Configuring sampling sink

The sample.sink.parameters configuration allows you to configure the sink used to retrieve sample results of a SQL query.

The parameter introduces key/value pairs which the system can use to configure the sink.

The current implementation uses a Kafka sink as the physical medium for storing the sample results, which means that you can use the configuration parameters of Kafka producers to configure the sink. You can configure any Kafka producer parameter based on your requirements.

For more information about Kafka producer configurations, see the Apache Kafka documentation.

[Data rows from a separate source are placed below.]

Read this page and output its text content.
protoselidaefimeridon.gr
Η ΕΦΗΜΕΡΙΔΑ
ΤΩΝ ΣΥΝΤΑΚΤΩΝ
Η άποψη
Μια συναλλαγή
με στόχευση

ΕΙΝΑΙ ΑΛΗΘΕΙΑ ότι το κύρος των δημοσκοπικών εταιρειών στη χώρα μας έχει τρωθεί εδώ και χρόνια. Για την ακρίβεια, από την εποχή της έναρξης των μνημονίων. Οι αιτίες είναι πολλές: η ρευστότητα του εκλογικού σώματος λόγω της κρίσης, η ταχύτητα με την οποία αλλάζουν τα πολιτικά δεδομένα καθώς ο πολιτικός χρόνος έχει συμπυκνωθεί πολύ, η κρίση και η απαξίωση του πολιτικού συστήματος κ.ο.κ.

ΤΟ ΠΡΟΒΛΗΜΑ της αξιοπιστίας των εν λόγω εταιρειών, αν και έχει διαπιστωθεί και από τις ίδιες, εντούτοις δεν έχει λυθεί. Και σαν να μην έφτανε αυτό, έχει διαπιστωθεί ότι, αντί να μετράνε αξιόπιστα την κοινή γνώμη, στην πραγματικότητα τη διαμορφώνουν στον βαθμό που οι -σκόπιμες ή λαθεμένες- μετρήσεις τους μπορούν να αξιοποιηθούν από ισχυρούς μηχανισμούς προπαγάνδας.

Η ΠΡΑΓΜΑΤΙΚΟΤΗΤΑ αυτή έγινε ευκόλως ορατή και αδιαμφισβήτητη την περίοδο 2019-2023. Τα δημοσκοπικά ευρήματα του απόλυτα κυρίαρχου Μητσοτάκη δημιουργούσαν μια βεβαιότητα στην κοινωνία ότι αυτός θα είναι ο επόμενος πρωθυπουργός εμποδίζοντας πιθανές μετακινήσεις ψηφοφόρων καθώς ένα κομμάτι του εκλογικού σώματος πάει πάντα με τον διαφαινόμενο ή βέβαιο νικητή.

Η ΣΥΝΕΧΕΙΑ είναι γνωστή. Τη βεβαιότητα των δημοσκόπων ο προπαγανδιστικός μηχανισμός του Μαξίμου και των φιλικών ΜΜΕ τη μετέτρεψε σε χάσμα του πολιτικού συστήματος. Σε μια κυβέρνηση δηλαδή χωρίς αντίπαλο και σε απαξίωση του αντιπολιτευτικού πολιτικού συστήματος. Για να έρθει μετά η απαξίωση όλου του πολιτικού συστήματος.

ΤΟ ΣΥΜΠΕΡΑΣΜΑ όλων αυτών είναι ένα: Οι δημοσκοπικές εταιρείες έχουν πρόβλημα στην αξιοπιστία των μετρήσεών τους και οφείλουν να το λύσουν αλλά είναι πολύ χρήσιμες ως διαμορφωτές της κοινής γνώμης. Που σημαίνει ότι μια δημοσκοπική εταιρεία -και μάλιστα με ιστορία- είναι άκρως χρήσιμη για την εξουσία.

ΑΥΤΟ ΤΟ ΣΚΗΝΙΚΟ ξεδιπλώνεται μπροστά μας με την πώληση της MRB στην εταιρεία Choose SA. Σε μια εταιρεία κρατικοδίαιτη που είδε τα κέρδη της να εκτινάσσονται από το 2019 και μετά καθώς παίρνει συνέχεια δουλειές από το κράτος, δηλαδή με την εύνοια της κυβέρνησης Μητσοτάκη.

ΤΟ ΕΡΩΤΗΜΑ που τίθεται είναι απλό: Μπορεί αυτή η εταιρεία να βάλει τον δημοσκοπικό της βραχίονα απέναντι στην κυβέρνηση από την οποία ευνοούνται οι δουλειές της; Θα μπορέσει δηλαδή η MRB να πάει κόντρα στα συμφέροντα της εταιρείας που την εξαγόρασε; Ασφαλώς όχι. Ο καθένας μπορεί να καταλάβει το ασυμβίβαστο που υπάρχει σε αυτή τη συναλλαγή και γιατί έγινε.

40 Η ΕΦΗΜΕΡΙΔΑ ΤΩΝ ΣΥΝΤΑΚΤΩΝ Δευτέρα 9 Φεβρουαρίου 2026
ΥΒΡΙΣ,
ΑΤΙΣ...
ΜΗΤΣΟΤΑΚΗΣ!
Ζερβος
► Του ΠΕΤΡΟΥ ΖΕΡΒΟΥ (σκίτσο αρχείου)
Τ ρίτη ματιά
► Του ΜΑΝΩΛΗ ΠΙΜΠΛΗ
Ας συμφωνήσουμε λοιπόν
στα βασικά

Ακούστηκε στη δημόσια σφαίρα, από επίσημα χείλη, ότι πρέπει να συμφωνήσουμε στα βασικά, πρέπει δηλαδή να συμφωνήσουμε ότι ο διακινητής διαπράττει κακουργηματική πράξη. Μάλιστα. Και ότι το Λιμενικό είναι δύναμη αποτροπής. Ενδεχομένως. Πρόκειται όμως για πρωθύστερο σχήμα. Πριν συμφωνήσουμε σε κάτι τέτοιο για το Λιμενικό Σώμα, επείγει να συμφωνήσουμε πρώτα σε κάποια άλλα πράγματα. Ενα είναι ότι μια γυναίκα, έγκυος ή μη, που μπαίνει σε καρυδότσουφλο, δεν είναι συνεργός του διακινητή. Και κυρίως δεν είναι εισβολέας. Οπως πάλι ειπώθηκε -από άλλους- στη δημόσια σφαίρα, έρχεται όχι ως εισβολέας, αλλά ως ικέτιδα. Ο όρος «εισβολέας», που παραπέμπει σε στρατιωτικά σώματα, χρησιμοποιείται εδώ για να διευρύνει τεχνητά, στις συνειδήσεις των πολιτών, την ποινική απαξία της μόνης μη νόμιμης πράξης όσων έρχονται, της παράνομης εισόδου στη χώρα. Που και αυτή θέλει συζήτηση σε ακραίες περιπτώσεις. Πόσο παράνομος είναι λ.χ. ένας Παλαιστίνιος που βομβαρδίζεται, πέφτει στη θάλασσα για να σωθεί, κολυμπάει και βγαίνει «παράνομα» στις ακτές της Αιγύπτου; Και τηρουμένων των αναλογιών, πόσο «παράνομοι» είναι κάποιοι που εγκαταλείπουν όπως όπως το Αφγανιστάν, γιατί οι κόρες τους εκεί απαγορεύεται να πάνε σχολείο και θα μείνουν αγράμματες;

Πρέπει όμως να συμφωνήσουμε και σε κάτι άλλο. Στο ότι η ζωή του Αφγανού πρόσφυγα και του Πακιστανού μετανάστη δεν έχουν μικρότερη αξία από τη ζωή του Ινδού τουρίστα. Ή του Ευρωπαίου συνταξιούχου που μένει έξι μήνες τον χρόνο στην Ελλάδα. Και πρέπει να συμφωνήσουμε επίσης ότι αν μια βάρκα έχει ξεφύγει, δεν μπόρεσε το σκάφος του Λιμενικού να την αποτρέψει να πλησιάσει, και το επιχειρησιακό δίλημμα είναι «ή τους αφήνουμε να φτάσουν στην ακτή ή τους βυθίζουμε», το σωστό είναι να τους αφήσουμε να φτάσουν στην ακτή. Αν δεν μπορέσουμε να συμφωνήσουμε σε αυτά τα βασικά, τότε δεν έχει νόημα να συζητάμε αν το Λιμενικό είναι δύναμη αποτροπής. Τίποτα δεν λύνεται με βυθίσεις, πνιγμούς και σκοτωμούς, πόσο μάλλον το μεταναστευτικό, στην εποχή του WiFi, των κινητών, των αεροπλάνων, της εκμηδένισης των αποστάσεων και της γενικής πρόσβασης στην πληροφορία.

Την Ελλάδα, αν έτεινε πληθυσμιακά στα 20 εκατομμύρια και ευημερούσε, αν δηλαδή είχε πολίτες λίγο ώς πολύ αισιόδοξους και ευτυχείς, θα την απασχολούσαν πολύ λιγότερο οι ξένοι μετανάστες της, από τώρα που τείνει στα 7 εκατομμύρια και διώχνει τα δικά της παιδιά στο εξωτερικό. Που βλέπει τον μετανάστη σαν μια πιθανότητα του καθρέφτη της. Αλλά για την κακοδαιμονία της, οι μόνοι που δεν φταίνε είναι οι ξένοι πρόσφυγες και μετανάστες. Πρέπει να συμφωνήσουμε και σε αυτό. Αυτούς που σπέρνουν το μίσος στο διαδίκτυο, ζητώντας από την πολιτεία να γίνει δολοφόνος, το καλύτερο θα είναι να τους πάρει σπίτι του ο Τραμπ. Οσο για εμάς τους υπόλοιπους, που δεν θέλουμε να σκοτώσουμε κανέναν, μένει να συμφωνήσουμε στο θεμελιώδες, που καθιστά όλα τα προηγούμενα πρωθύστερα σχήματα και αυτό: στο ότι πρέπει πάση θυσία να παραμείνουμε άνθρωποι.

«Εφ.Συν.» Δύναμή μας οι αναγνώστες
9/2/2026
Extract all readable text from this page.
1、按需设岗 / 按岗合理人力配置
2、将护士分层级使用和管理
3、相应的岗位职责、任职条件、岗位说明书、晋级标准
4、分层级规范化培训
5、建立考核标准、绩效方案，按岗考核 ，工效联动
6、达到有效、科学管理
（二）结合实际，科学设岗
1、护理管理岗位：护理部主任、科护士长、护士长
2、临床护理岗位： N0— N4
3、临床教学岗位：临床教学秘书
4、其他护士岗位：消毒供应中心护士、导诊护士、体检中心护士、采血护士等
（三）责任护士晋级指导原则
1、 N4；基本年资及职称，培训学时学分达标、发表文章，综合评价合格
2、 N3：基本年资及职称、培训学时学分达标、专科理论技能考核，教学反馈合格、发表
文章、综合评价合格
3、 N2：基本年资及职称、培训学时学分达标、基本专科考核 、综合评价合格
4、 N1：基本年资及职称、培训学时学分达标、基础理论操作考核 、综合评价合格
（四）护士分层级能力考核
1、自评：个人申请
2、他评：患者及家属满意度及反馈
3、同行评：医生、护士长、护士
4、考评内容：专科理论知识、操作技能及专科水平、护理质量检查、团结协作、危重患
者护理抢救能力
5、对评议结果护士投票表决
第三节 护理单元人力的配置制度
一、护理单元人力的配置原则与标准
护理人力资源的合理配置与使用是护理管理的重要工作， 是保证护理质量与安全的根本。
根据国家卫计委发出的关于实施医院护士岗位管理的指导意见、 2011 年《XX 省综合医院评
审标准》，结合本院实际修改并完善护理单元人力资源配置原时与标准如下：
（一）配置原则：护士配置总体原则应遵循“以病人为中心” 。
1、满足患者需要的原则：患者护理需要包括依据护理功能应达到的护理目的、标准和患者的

As an example, the following parameters are configured for the sampling sink:

  • max.request.size
  • request.timeout.ms

The sample sink configuration in the example can be used when there is a need to increase the amount of data allowed to be sent with the producer to the Kafka sink. For example, the default configuration of the amount of data is set to 1M (1048576), which needs to be increased as more result records are expected. In this case, you need to set the sample sink configuration to a bigger amount in Cloudera Manager, for example 2M (2097152), as shown in the following image:

Configuring sampling parameter in Cloudera Manager

  1. Go to your cluster in Cloudera Manager.
  2. Select SQL Stream Builder from the list of services.
  3. Select Configuration.
  4. Search for sink using the search bar.

    The sample.sink.parameters configuration is listed.

  5. Click the plus icon to add the Producer configuration.
  6. Add parameters to the sampling configuration.

    For example, max.request.size and request.timeout.ms parameter.

  7. Set the value based on your requirements.
  8. Click Save.

Sample sink configuration per job

When you configure the sample.sink.parameters in Cloudera Manager for SQL Stream Builder (SSB), the configuration is implemented on every sampling job no matter which user submits the SQL query. However, you can choose to configure the session to contain the specific sample.sink.parameter that only applies to the jobs submitted within the session.

To configure the sample.sink.parameters for a session, you need to use the SET commands in the SQL window on the Streaming SQL Console. You need to use the “sample.sink” prefix before the parameters to indicate that the setting is applicable only for the sample sink. For example to increase the size of records to the Producer of the Kafka sample sink, you need to add the Kafka parameter name after the “sample.sink” prefix and add a needed value:
SET sample.sink.max.request.size=2097152
This means that the command sets the max.request.size parameter to 2097152 for the current session only.